We have seen articles and memes pop up in our Facebook news feed recently suggesting that saturated fat does not contribute to cardiovascular disease. Some posts go so far as to accuse those responsible for our country’s dietary guidelines, which suggest limiting saturated fat to 7-10% of total calories, of corruption.
Guidelines do change over time in response to new research, which is why the dietary guidelines are updated every five years. All of these social media posts got me wondering though, are we really behind the times? Is there a whole bunch of data out there absolving saturated fat from its purported role in cardiovascular disease development and we in health care just don’t know it? Are the people responsible for creating and updating our dietary guidelines actually corrupt and purposely ignoring data?
To answer these questions, I decided to take a look around the world to see what other countries have to say about saturated fat.
First going north to Canada, I learned that the Dietitians of Canada say, “Saturated fat should be limited to no more than 10 percent of your daily calorie intake.”
Hopping across the pond, I read that the British Nutrition Foundation advises, “Eat less saturated fat to keep your blood cholesterol down.”
You may have heard that Denmark instituted a tax on foods high in saturated fat and that this tax has since been repealed, but the repeal had nothing to do with a change in nutrition or physiology understanding, but rather because the tax by and large did not change eating habits.
My next stop was South Africa where the National Department of Health says, “You can prevent heart disease by living a healthy lifestyle: Eat a healthy diet. Be sure to eat plenty of fruits and vegetables. Eating foods low in saturated fat and cholesterol and high in fibre can help prevent high blood cholesterol.”
Moving laterally to a country where lamb, which is quite high in saturated fat, is so pervasive in the food supply that even Burger King serves lamb burgers, the New Zealand Nutrition Foundation writes, “Saturated fat increases total cholesterol by increasing the ‘bad’ LDL cholesterol, so it should be eaten in the smallest amounts. We should aim to reduce saturated fats in the foods we eat, and where fat is used, choose monounsaturated and polyunsaturated fats.”
Along with their dietary guidelines, Japan offers an excellent series of journal articles explaining the rationale for said guidelines. In this paper, the authors acknowledge some of the flaws in saturated fat research, but ultimately offer similar advice to other countries, “In summary, saturated fat intake has been associated with increased incidence of myocardial infarction, obesity, and diabetes mellitus in a dose-dependent manner. Thus, although it is not clear that increased intake of saturated fat is a cause of these diseases due to a lack of large scale intervention study, research suggests that a diet high in saturated fat may promote these diseases.” In fact, the Japanese National Institute of Health and Nutrition’s guidelines of 4.5-7% of total calories from saturated fat for males and females age 18 and older is even stricter than what our own dietary guidelines suggest here in the United States.

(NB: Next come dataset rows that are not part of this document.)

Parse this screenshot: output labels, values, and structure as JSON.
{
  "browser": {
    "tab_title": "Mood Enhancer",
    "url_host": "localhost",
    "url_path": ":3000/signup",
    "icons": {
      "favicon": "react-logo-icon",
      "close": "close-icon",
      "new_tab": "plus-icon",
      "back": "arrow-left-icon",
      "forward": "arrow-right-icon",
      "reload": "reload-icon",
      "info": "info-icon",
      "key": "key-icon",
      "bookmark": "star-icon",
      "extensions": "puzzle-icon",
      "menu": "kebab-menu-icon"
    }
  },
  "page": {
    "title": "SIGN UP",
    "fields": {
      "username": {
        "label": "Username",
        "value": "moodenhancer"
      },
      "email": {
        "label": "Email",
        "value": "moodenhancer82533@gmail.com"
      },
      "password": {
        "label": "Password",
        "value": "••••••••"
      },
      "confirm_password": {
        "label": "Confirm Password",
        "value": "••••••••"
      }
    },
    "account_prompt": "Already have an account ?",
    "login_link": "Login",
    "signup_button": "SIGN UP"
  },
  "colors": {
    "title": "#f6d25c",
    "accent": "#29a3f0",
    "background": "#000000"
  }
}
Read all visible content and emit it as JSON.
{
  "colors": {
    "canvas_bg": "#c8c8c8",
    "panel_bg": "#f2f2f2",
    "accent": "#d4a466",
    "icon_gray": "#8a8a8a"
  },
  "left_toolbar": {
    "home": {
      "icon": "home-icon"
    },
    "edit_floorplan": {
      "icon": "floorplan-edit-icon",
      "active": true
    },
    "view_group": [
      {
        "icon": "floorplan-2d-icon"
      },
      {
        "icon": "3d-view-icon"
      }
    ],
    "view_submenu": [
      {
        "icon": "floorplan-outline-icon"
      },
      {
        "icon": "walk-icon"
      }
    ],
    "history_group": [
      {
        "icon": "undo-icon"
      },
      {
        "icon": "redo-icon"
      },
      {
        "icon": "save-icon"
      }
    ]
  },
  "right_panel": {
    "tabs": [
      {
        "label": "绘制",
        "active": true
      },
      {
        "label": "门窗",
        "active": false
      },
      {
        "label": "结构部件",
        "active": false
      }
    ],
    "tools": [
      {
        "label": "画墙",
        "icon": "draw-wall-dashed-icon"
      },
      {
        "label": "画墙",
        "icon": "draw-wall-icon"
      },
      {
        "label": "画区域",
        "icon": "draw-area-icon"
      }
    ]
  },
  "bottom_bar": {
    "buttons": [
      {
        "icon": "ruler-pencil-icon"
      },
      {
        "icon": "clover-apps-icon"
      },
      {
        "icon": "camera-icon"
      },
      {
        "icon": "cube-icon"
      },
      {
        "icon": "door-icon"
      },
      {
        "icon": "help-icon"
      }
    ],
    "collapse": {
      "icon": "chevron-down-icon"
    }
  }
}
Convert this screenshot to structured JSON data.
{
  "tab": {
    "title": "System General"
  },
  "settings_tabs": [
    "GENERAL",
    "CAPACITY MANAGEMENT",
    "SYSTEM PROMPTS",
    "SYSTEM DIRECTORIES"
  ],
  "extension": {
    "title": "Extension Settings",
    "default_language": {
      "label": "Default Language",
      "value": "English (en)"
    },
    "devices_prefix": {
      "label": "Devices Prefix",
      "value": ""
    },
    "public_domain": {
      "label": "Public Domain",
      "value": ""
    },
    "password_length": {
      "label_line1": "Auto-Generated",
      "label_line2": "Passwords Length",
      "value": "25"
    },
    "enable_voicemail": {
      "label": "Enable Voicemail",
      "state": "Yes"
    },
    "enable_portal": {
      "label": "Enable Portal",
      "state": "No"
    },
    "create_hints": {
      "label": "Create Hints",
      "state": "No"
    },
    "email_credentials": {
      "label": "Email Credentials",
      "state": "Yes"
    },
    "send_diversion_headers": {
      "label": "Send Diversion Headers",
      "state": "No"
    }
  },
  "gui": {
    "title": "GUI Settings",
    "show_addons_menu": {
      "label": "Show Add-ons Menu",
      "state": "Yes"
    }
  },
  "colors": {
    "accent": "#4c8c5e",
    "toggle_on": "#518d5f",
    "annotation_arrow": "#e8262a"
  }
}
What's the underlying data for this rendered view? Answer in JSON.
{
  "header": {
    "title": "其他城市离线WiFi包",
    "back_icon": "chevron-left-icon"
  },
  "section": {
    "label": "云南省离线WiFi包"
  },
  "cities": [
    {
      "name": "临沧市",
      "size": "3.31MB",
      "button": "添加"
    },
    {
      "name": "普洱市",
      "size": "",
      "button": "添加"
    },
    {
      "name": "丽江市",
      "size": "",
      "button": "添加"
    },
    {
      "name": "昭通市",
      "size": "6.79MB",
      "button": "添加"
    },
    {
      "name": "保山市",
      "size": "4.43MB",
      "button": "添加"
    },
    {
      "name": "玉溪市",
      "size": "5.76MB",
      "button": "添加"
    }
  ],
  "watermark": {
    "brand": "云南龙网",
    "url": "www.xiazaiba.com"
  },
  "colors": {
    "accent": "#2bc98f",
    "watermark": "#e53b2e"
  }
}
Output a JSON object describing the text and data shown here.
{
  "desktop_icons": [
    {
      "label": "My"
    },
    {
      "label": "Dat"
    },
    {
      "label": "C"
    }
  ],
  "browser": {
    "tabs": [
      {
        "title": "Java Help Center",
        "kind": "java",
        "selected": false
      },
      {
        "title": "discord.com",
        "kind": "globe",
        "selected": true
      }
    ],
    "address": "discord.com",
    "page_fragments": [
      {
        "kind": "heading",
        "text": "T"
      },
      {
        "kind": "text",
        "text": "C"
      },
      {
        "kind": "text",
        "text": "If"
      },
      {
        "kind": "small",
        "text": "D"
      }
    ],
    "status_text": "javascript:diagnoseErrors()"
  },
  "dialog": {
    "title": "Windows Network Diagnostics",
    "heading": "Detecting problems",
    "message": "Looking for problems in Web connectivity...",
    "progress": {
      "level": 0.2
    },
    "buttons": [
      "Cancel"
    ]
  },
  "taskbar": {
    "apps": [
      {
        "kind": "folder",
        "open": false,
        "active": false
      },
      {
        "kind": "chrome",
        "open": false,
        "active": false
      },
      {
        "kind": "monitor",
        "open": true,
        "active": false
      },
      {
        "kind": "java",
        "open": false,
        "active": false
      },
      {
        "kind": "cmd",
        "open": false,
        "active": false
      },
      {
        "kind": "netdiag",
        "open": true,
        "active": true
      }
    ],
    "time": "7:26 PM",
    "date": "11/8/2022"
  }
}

So, it seems that if we are behind the times, unaware of critical data, or corrupt, then so is everybody else.
It could very well come to pass that in time we will refine our understanding of saturated fat’s role in cardiovascular disease development, and we can bet that future dietary guidelines will evolve in response. In the meantime, when you see social media posts calling attention to a particular study or factoid, remember that there is going to be variation from study to study, which is why the research community, those responsible for creating our dietary guidelines, and practitioners, do not get too worked up about any one particular study. The overall body of research is what matters. For the time being, the world’s dietary guidelines are what they are regarding saturated fat because the overall body of research, while incomplete and imperfect, points in one particular direction.